Tuesday, August 14, 2012

Cotidianos


Sentada nos degraus de sua casa, olhava para o chão de paralelepípedos que encostava nos pés descalços das crianças que se escondiam e contavam. O chão, que engraçado, estava tão perto e, ainda assim, tocava o horizonte. Afinal, onde daria se ela fosse reto naquela direção? Após desviar de inúmeras paredes, haveria alguma hora uma porta na qual ela poderia bater?
Mas no meio disso, os pequenos estalidos de muitos pés se juntaram, como se para que ela despertasse e percebesse que outros pés maiores já se afilavam perto do poste. E, sem olhar para seu pulso, que só mostraria cores, pôs-se de pé e somou-se com aqueles outros.
O ônibus não tardou em se atrasar e, como de costume, provocou ligações e desculpas, ouvidas pela vontade que ela tinha de imaginar a vida das outras pessoas. A culpa era das rugas. As rugas falavam muito. Cada uma tinha tido seu momento de brilho, de ir e voltar e ir voltar. Ora, as rugas mereciam ser ouvidas. Ela, coitada, ansiava por rugas, mas não tinha pressa para que surgissem.

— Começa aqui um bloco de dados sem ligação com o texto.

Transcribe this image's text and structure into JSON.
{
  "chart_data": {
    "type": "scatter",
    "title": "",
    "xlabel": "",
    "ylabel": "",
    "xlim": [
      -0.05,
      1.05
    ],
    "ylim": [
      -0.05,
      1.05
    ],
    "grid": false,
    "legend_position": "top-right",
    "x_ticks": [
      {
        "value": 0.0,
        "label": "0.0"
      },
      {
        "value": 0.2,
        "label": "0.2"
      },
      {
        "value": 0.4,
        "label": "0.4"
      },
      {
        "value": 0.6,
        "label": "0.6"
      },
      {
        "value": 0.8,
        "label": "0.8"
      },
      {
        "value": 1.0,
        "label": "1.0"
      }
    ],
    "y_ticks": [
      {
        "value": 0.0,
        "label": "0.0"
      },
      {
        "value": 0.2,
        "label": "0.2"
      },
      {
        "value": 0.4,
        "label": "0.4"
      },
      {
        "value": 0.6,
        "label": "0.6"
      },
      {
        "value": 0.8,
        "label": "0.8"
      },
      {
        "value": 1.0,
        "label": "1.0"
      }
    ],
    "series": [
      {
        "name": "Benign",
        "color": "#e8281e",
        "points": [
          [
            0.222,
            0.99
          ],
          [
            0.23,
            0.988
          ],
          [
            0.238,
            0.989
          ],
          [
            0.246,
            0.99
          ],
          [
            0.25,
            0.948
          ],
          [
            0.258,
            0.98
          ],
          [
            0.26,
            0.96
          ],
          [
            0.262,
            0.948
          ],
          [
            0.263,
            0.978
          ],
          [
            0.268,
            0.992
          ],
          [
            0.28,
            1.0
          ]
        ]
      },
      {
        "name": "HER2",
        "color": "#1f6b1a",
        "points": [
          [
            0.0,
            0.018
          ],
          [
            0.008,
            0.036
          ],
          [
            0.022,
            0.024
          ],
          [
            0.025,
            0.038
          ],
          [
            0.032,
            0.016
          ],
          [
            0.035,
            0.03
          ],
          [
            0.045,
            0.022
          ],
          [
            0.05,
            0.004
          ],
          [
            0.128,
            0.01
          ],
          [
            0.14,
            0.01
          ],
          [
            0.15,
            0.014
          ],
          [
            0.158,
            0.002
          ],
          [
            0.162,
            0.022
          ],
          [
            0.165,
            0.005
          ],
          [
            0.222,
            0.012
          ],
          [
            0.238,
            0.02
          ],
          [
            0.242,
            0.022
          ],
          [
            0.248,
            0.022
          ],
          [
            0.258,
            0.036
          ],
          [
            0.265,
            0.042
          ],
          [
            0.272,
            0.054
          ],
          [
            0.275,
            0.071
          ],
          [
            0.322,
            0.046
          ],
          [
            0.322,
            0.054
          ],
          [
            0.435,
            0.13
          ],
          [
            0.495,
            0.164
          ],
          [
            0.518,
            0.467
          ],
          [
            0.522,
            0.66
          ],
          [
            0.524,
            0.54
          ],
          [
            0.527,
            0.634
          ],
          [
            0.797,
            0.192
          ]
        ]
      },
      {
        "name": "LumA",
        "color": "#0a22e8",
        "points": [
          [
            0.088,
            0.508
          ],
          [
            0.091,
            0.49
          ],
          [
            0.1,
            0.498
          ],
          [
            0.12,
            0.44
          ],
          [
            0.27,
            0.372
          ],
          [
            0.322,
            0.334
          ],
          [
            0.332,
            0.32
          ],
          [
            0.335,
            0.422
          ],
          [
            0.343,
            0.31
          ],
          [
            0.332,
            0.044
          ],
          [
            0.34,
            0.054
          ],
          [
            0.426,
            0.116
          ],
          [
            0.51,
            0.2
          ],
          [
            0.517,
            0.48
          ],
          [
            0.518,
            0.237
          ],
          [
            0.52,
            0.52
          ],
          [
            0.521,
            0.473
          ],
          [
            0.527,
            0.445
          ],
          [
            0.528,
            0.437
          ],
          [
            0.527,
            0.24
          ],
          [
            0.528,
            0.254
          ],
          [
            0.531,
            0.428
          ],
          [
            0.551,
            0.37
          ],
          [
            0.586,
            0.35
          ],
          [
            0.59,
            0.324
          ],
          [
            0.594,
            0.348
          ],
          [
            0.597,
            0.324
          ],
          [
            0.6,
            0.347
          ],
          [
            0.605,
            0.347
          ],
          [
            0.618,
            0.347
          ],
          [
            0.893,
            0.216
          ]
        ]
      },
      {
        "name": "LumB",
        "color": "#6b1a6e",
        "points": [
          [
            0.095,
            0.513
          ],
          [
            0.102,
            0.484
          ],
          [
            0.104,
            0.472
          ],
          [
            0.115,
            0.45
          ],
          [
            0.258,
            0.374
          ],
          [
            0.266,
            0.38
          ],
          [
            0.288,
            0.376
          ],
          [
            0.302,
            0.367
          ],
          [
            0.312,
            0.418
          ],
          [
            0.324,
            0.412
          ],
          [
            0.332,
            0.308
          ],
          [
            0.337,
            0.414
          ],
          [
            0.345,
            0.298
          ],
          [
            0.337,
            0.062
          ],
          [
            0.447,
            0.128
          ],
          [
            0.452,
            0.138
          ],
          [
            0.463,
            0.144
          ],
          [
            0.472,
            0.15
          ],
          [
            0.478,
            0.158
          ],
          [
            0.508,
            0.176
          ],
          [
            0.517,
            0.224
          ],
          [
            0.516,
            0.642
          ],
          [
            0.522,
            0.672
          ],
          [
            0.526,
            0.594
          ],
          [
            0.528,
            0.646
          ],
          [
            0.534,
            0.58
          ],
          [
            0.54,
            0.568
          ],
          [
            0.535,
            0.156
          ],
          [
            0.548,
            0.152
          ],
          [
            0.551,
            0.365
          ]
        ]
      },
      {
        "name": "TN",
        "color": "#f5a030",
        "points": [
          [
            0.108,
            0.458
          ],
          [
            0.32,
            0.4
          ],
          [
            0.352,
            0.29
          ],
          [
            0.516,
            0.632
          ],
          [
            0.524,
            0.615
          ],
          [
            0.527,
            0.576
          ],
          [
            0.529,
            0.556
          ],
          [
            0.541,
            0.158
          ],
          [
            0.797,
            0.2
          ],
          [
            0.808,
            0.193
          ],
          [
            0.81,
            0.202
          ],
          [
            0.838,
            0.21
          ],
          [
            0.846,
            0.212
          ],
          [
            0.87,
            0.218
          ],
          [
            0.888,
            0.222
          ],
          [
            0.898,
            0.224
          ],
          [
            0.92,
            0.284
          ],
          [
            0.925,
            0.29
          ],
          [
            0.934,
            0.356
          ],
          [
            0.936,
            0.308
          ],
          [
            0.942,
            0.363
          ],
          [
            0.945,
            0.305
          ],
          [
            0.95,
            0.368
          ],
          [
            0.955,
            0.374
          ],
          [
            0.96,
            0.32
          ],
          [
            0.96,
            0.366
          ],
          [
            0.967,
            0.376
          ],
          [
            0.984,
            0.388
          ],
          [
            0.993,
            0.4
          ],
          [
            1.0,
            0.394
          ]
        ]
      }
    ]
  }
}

Chegara ainda adiantada para sessão de cinema e, como se esperasse um namorado, a menina, sozinha, se sentou e esperou que as portas se abrissem. Enquanto pulava de rosto em rosto, foi pega de surpresa por um rosto que a visão reconhecia menos que o tato. Ele, de longe, também a viu e, com sua alma encadarçada, pediu licença à sua mão e se aproximou do banco.
Ela se levantou e o cumprimentou e o abraçou. Diferente. Eles não falaram muito, somente o suficiente para que os corações balançassem. Oi. Tudo bem... Cresceram como um só e agora eram dois. Despediram-se e cada um foi para sua sessão.
Ela sentou finalmente em sua G12 e não pode deixar de pensar em como o mundo era engraçado. Não conseguimos entender realmente nada dos nossos caminhos. Entre músicas e danças, ela respirava fundo e tentava valsar com seus pensamentos. Mas precisava jogar uma água no rosto.
Enquanto levantava o rosto molhado, percebeu uma pequenina ruga no canto de seu olho esquerdo. Riu. Riu e secou o rosto. Encarou-se de novo, admirada com aquilo. O balanço.
Antecipou sua volta para casa e, ao descer do ônibus, traçou a reta e desviou-se das paredes. Logo, chegou num botequim, que já era seu de costume, e acenou para os conhecidos.
Pegou o caminho de volta. Sentiu o travesseiro em seu rosto e sorriu mais uma vez.